FW: Why float('Nan') == float('Nan') is False
rosuav at gmail.com
Fri Feb 15 02:13:17 EST 2019
On Fri, Feb 15, 2019 at 4:15 PM Avi Gross <avigross at verizon.net> wrote:
> > You shouldn't be testing floats for identity.
> I am not suggesting anyone compare floats. I repeat that a nan is not
> anything. Now as a technicality, it is considered a float by the type
> command as there is no easy way to make an int that is a nan:
You've been working with float("nan") all this time. It is, big
surprise, a float. This is not a technicality. It *is* a float.
> Now for a deeper anomaly and please don't tell me I shouldn't do this.
Actually... you're back to comparing floats by identity. So you
shouldn't do this, apart from probing the interpreter itself. This is
not anomalous, it's just the way that Python's immutable types work.
> >>> nanfloat1 = float("nan")
> >>> nanfloat2 = float("nan")
> >>> nanmath1 = math.nan
> >>> nanmath2 = math.nan
> >>> nannumpy1 = numpy.nan
> >>> nannumpy2 = numpy.nan
> >>> nanfloat1 is nanfloat2
> >>> nanmath1 is nanmath2
> >>> nannumpy1 is nannumpy2
> >>> nanfloat1 is nanmath1
> >>> nanfloat1 is nannumpy1
> >>> nanmath1 is nannumpy1
> This seems a tad inconsistent but perhaps completely understandable. Yet all
> three claim to float ...
> >>> list(map(type, [ nanfloat1, nanmath1, nannumpy1 ] ))
> [<class 'float'>, <class 'float'>, <class 'float'>]
Well... yes. Every one of them IS a float, and every one of them DOES
carry the value of "nan". and they're not identical. So?

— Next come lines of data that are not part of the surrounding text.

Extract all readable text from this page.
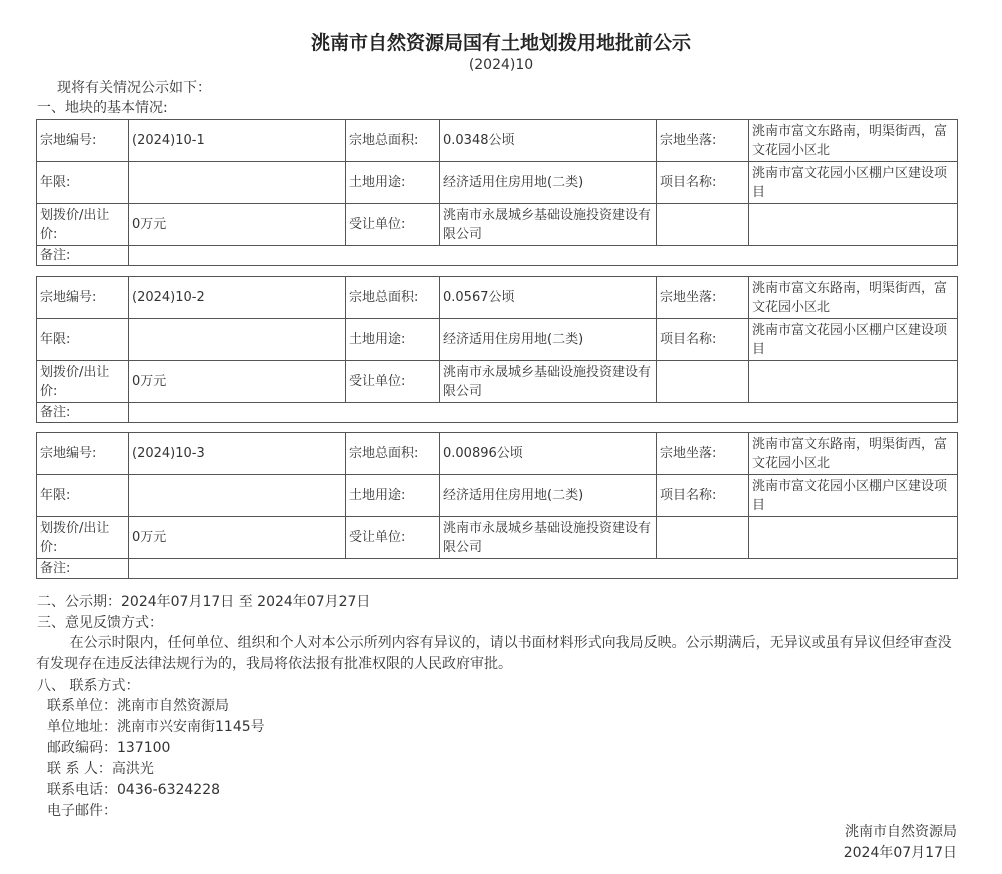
洮南市自然资源局国有土地划拨用地批前公示
(2024)10
现将有关情况公示如下：
一、地块的基本情况:
宗地编号:	(2024)10-1	宗地总面积:	0.0348公顷	宗地坐落:	洮南市富文东路南，明渠街西，富文花园小区北
年限:		土地用途:	经济适用住房用地(二类)	项目名称:	洮南市富文花园小区棚户区建设项目
划拨价/出让价:	0万元	受让单位:	洮南市永晟城乡基础设施投资建设有限公司		
备注:					
宗地编号:	(2024)10-2	宗地总面积:	0.0567公顷	宗地坐落:	洮南市富文东路南，明渠街西，富文花园小区北
年限:		土地用途:	经济适用住房用地(二类)	项目名称:	洮南市富文花园小区棚户区建设项目
划拨价/出让价:	0万元	受让单位:	洮南市永晟城乡基础设施投资建设有限公司		
备注:					
宗地编号:	(2024)10-3	宗地总面积:	0.00896公顷	宗地坐落:	洮南市富文东路南，明渠街西，富文花园小区北
年限:		土地用途:	经济适用住房用地(二类)	项目名称:	洮南市富文花园小区棚户区建设项目
划拨价/出让价:	0万元	受让单位:	洮南市永晟城乡基础设施投资建设有限公司		
备注:					
二、公示期：2024年07月17日 至 2024年07月27日
三、意见反馈方式：
在公示时限内，任何单位、组织和个人对本公示所列内容有异议的，请以书面材料形式向我局反映。公示期满后，无异议或虽有异议但经审查没有发现存在违反法律法规行为的，我局将依法报有批准权限的人民政府审批。
八、 联系方式：
联系单位：洮南市自然资源局
单位地址：洮南市兴安南街1145号
邮政编码：137100
联 系 人：高洪光
联系电话：0436-6324228
电子邮件：
洮南市自然资源局
2024年07月17日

You can do
the same with other values of floats, too.
> Now granted comparing floats is iffy if the floats are computed and often
> fails because of the internal bit representation and rounding. But asking if
> a copy of a float variable to a new name points to the same internal does
Nope, this is nothing to do with rounding.
> What I see happening here is that math.nan is a real object of some sorts
> that is instantiated by the math module at a specific location and
> presumable setting anything to it just copies that, sort of.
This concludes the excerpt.